Midnight tea indeed.
She followed him inside and into the drawing room where she had sat over a year ago. Nothing about the room had changed. She remembered the bronze oil lamp above the fireplace and the tapestry of Rati, wearing a golden headdress, arms stretched with a bow and arrow, astride a many-hued parrot. She flushed at the significance of the Indian goddess of love and carnal pleasure.
“Have a seat, Miss Herwood,” he indicated.
She sat at stiff attention upon the settee without removing her bonnet or releasing her reticule.
“Do you often keep your servants up at such late hours?” she asked when a footman set down a tray upon the table between them.
Seating himself across from her, he smiled at her attempt to censure his treatment of his staff.
She helped herself to the tea and biscuits as it was a useful occupation to avoid conversing with him. Why had he brought her to his place for tea? Was he bored and in need of a companion? Did he have an...urge...when he saw her coming out of the gaming hall and no one else to seek in the middle of the night? She found herself wanting an answer to her questions. She looked over at him to find him appraising her.
“How is Lady Isabella?” she asked the question she had not wanted to ask.
“I understand she is well and currently in Scotland with family.”
Ah. That was why he was in need of company. She sipped her tea and waited for him to speak, but he only continued his observation of her.
“This is a delightful tea,” she said.
“It is a chai blend of cardamom, nutmeg and black tea from the Himalayas. You should try it with milk.”

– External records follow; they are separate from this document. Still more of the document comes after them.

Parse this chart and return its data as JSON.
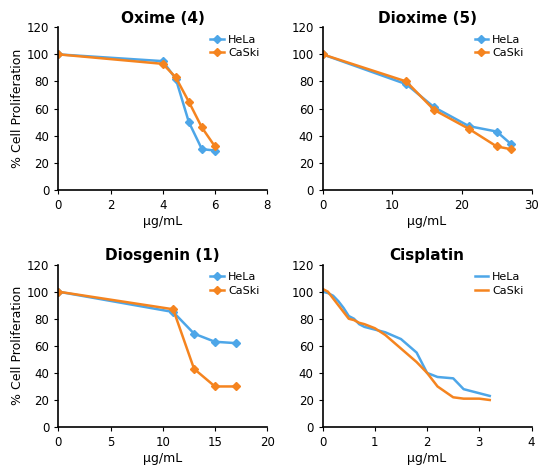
{
  "panels": [
    {
      "title": "Oxime (4)",
      "xlim": [
        0,
        8
      ],
      "xticks": [
        0,
        2,
        4,
        6,
        8
      ],
      "ylim": [
        0,
        120
      ],
      "yticks": [
        0,
        20,
        40,
        60,
        80,
        100,
        120
      ],
      "hela_x": [
        0,
        4.0,
        4.5,
        5.0,
        5.5,
        6.0
      ],
      "hela_y": [
        100,
        95,
        82,
        50,
        30,
        29
      ],
      "caski_x": [
        0,
        4.0,
        4.5,
        5.0,
        5.5,
        6.0
      ],
      "caski_y": [
        100,
        93,
        83,
        65,
        46,
        32
      ],
      "use_markers": true
    },
    {
      "title": "Dioxime (5)",
      "xlim": [
        0,
        30
      ],
      "xticks": [
        0,
        10,
        20,
        30
      ],
      "ylim": [
        0,
        120
      ],
      "yticks": [
        0,
        20,
        40,
        60,
        80,
        100,
        120
      ],
      "hela_x": [
        0,
        12,
        16,
        21,
        25,
        27
      ],
      "hela_y": [
        100,
        78,
        61,
        47,
        43,
        34
      ],
      "caski_x": [
        0,
        12,
        16,
        21,
        25,
        27
      ],
      "caski_y": [
        100,
        80,
        59,
        45,
        32,
        30
      ],
      "use_markers": true
    },
    {
      "title": "Diosgenin (1)",
      "xlim": [
        0,
        20
      ],
      "xticks": [
        0,
        5,
        10,
        15,
        20
      ],
      "ylim": [
        0,
        120
      ],
      "yticks": [
        0,
        20,
        40,
        60,
        80,
        100,
        120
      ],
      "hela_x": [
        0,
        11,
        13,
        15,
        17
      ],
      "hela_y": [
        100,
        85,
        69,
        63,
        62
      ],
      "caski_x": [
        0,
        11,
        13,
        15,
        17
      ],
      "caski_y": [
        100,
        87,
        43,
        30,
        30
      ],
      "use_markers": true
    },
    {
      "title": "Cisplatin",
      "xlim": [
        0,
        4
      ],
      "xticks": [
        0,
        1,
        2,
        3,
        4
      ],
      "ylim": [
        0,
        120
      ],
      "yticks": [
        0,
        20,
        40,
        60,
        80,
        100,
        120
      ],
      "hela_x": [
        0,
        0.1,
        0.2,
        0.3,
        0.4,
        0.5,
        0.6,
        0.7,
        0.8,
        1.0,
        1.2,
        1.5,
        1.8,
        2.0,
        2.2,
        2.5,
        2.7,
        3.0,
        3.2
      ],
      "hela_y": [
        100,
        99,
        97,
        93,
        88,
        82,
        80,
        76,
        74,
        72,
        70,
        65,
        55,
        40,
        37,
        36,
        28,
        25,
        23
      ],
      "caski_x": [
        0,
        0.1,
        0.2,
        0.3,
        0.4,
        0.5,
        0.6,
        0.7,
        0.8,
        1.0,
        1.2,
        1.5,
        1.8,
        2.0,
        2.2,
        2.5,
        2.7,
        3.0,
        3.2
      ],
      "caski_y": [
        102,
        100,
        95,
        90,
        85,
        80,
        79,
        77,
        76,
        73,
        68,
        58,
        48,
        40,
        30,
        22,
        21,
        21,
        20
      ],
      "use_markers": false
    }
  ],
  "hela_color": "#4da6e8",
  "caski_color": "#f5841f",
  "marker": "D",
  "marker_size": 4,
  "linewidth": 1.8,
  "xlabel": "μg/mL",
  "ylabel": "% Cell Proliferation",
  "legend_hela": "HeLa",
  "legend_caski": "CaSki",
  "title_fontsize": 11,
  "label_fontsize": 9,
  "tick_fontsize": 8.5
}
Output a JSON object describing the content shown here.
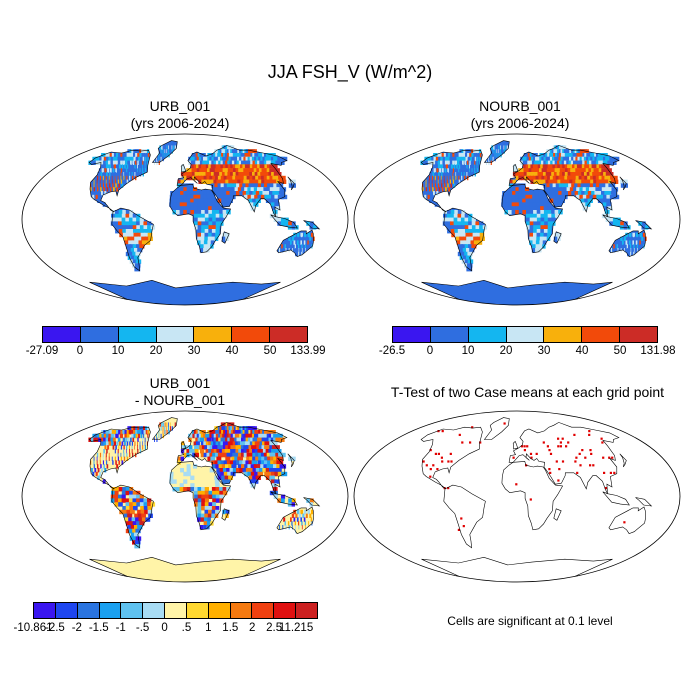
{
  "figure": {
    "title": "JJA FSH_V (W/m^2)",
    "panels": [
      {
        "title_line1": "URB_001",
        "title_line2": "(yrs 2006-2024)"
      },
      {
        "title_line1": "NOURB_001",
        "title_line2": "(yrs 2006-2024)"
      },
      {
        "title_line1": "URB_001",
        "title_line2": "- NOURB_001"
      },
      {
        "title_line1": "T-Test of two Case means at each grid point",
        "title_line2": ""
      }
    ],
    "colorbars": [
      {
        "labels": [
          "-27.09",
          "0",
          "10",
          "20",
          "30",
          "40",
          "50",
          "133.99"
        ],
        "colors": [
          "#3a16f0",
          "#2f6ee0",
          "#14b6f0",
          "#c8e6f4",
          "#f8b00c",
          "#f24a0a",
          "#cc2c26"
        ]
      },
      {
        "labels": [
          "-26.5",
          "0",
          "10",
          "20",
          "30",
          "40",
          "50",
          "131.98"
        ],
        "colors": [
          "#3a16f0",
          "#2f6ee0",
          "#14b6f0",
          "#c8e6f4",
          "#f8b00c",
          "#f24a0a",
          "#cc2c26"
        ]
      },
      {
        "labels": [
          "-10.861",
          "-2.5",
          "-2",
          "-1.5",
          "-1",
          "-.5",
          "0",
          ".5",
          "1",
          "1.5",
          "2",
          "2.5",
          "11.215"
        ],
        "colors": [
          "#3a16f0",
          "#1e46f0",
          "#2a74e0",
          "#1aa0f0",
          "#5fc2f0",
          "#a8dcf4",
          "#fff4a8",
          "#ffd830",
          "#ffb000",
          "#f57a10",
          "#f04010",
          "#e01010",
          "#cc2020"
        ]
      }
    ],
    "significance_note": "Cells are significant at 0.1 level"
  }
}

He picked up the small vessel. She held out her cup and saucer. He held her saucer still, his hand upon hers in the process. Her heart palpitated an uneven rhythm.
“Delicious,” she acknowledged, then proceeded to finish the beverage quickly to hasten the end of the tea.
“More?”
“No, thank you.”
They sat staring at one another until impatience and insecurity forced her to her feet. She walked around the room, pretending to analyze the décor, conscious of his gaze upon her.
“How long do you intend on keeping me here?” she asked, feeling more at ease now that she could more easily avoid looking into his eyes.
“Do you mean to imply that I am holding you hostage?”
“I do.”
“Is my company so distasteful to you?”
She frowned. Though he did not mean it, it was an unfair question. “Not at all, but I am quite puzzled as to why you wish for mine.”
“Do you really?”
“Yes, our arrangement had been executed and finished.”
“Would you care for another arrangement?”
She looked at him sharply, then returned to looking at the walls, stopping before the tapestry of Rati. She felt angry. She had put him out of her life, had met another man with whom she might have a chance, and he had the gall to reappear and ask her for another arrangement?
“Lord Rockwell,” she said, fueling her courage through anger, “you must disavow yourself of this notion that I am always at your beck and call, available to you as you wish. Despite what our past arrangements have been, I am not a whore. Circumstances compelled me to become one, but I have no interest at the moment in renewing that state. There is no sum of money that you can offer that would make me amenable to—”
Feeling his presence, she whirled around. In the next instant, his mouth was over hers. She struggled, but his arm was about her, crushing her to him without give. She pushed against his hard body. He circled his hands about both her wrists and pinned them above her head as he pushed her up against the wall. His mouth assaulted hers with frightful force and suffocating breadth. She panicked that he might try to impose his will upon her, though she would never have thought him capable of such an offense—no, she panicked because her body was responding to him.
“What is the safety word?” he growled as he devoured her neck and shoved his hips into her.
Holding her wrists in one hand, he untied her bonnet and tossed it to the floor. She closed her eyes against the onslaught, trying to pick up the fragments of her anger as her traitorous body succumbed to the longing she had hitherto kept at bay.